I have two tables: 'movies' and 'users'. There's an n:m relationship between those, describing what movies a user has seen. This is described with a table 'seen' Now i want to find out for a given user, all the movies he has not seen. My current solution is like this:
SELECT *
FROM movies
WHERE movies.id NOT IN (
SELECT seen.movie_id
FROM seen
WHERE seen.user_id=123
)
This works fine but does not seem to scale very well. Is there a better approach to this?

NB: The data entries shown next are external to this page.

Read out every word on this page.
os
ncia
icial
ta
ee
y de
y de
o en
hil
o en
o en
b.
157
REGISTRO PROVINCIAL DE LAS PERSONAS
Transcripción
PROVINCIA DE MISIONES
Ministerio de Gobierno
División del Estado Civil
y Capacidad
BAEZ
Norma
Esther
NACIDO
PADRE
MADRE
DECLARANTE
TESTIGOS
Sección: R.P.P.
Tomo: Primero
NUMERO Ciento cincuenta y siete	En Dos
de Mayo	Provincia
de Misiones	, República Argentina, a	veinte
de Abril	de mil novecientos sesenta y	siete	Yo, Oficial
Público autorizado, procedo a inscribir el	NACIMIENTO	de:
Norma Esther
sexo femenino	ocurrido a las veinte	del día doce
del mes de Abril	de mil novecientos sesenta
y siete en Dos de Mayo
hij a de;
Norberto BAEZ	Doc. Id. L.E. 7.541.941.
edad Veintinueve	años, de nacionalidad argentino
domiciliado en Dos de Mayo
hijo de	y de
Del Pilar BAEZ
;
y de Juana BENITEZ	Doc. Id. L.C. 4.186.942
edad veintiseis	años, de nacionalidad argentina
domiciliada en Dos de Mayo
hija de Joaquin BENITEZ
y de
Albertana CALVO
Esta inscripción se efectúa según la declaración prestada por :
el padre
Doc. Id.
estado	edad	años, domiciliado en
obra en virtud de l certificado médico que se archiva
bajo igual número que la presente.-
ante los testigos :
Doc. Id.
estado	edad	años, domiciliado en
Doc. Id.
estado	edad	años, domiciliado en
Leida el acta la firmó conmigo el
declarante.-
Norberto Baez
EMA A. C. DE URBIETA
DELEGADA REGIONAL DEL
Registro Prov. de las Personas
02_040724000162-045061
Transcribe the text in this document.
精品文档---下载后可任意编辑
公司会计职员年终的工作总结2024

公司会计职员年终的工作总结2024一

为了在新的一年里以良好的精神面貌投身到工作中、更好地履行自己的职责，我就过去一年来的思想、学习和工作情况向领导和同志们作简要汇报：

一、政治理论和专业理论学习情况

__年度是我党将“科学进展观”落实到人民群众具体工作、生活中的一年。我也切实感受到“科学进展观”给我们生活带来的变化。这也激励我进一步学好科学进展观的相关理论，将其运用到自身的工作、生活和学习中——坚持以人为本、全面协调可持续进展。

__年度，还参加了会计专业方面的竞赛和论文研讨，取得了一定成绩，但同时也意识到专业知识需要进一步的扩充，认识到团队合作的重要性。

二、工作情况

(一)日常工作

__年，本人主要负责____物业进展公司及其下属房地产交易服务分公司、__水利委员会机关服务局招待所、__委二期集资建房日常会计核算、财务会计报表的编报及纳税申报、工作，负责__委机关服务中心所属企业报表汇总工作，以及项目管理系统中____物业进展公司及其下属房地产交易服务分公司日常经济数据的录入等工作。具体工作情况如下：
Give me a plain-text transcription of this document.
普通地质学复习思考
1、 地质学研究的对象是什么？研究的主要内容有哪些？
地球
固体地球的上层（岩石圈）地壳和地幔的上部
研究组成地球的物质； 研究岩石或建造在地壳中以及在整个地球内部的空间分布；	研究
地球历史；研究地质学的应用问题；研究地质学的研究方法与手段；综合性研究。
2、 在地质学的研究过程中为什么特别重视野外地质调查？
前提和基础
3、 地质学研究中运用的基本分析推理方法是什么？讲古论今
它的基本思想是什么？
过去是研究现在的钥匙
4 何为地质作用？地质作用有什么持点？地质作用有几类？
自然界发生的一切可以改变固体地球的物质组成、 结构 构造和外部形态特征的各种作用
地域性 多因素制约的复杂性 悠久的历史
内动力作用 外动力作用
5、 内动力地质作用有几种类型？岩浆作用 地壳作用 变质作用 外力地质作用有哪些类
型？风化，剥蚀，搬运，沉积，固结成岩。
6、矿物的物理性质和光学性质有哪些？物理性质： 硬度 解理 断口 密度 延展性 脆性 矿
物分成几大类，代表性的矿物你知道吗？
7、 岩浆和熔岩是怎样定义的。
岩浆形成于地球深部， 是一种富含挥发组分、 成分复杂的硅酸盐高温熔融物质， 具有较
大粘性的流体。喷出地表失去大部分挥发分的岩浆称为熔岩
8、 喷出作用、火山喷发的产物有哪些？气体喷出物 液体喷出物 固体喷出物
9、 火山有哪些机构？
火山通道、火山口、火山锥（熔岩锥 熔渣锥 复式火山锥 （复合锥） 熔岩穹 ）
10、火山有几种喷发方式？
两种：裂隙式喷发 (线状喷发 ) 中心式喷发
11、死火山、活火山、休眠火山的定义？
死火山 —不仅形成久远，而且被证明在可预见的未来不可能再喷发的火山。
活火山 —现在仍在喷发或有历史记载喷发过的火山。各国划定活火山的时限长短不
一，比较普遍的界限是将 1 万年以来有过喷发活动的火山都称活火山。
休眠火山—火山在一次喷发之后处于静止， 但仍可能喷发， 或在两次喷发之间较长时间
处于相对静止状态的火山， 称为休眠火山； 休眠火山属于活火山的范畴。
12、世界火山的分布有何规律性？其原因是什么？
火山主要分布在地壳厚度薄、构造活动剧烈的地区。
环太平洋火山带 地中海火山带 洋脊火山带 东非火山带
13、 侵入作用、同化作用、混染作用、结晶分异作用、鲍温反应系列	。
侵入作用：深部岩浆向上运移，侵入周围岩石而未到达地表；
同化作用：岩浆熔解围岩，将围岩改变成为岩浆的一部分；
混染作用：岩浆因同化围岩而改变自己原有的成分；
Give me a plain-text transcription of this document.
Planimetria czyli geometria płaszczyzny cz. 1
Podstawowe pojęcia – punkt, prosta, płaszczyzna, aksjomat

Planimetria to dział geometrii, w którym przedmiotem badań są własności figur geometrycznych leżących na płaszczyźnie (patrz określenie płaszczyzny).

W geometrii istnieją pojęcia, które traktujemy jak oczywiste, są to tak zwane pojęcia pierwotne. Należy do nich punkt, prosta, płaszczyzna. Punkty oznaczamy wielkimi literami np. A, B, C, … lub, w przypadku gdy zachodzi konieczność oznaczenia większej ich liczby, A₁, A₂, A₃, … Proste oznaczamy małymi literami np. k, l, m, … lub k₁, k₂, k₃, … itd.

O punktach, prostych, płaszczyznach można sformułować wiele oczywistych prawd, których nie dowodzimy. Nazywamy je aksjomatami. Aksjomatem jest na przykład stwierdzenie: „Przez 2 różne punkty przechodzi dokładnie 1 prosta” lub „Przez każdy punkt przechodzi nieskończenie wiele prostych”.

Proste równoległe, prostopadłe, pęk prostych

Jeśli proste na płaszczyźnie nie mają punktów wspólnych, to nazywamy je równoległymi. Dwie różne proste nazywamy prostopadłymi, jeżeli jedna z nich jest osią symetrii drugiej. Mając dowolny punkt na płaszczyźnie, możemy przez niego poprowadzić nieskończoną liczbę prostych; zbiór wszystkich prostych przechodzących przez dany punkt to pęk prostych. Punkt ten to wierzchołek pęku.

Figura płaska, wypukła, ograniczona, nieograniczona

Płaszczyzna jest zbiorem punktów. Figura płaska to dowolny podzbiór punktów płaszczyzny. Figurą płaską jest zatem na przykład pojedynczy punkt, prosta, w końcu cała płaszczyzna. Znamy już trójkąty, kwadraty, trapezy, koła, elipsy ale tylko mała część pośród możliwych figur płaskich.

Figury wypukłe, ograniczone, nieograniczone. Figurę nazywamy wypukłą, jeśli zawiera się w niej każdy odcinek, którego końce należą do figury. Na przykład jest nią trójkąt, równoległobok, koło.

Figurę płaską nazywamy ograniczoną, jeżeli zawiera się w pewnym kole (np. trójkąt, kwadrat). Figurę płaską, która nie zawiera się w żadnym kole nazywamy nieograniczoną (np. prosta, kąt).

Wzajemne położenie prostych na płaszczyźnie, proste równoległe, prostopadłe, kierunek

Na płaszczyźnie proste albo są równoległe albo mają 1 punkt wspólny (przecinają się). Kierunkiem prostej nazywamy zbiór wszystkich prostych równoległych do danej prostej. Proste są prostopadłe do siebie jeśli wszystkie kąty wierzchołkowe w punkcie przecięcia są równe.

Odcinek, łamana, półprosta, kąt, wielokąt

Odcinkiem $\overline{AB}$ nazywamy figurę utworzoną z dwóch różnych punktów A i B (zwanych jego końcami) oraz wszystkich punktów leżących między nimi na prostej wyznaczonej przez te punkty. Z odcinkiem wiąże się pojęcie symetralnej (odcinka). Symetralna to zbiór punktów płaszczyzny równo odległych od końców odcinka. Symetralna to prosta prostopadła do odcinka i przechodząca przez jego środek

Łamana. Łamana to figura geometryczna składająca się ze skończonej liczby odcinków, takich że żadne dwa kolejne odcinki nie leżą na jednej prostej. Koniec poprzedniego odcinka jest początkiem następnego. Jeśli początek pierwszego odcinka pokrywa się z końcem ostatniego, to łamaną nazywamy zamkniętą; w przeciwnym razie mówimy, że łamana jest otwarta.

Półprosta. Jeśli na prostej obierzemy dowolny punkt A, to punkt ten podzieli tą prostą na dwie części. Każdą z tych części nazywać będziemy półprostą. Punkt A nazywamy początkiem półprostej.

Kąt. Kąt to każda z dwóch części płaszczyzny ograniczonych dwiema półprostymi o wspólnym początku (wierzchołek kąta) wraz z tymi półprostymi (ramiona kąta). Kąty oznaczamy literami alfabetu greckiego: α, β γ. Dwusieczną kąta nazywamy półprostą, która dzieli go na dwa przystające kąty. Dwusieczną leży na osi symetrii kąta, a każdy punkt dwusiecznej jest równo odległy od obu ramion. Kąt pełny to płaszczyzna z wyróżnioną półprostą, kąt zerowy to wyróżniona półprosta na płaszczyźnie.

Here's a typical way to do this query without using the subquery method you showed. This may satisfy @Godeke's request to see a join-based solution.
SELECT *
FROM movies m
LEFT OUTER JOIN seen s
ON (m.id = s.movie_id AND s.user_id = 123)
WHERE s.movie_id IS NULL;
However, in most brands of database this solution can perform worse than the subquery solution. It's best to use EXPLAIN to analyze both queries, to see which one will do better given your schema and data.
Here's another variation on the subquery solution:
SELECT *
FROM movies m
WHERE NOT EXISTS (SELECT * FROM seen s
WHERE s.movie_id = m.id
AND s.user_id=123);
This is a correlated subquery, which must be evaluated for every row of the outer query. Usually this is expensive, and your original example query is better. On the other hand, in MySQL "NOT EXISTS
" is often better than "column NOT IN (...)
"
Again, you must test each solution and compare the results to be sure. It's a waste of time to choose any solution without measuring performance.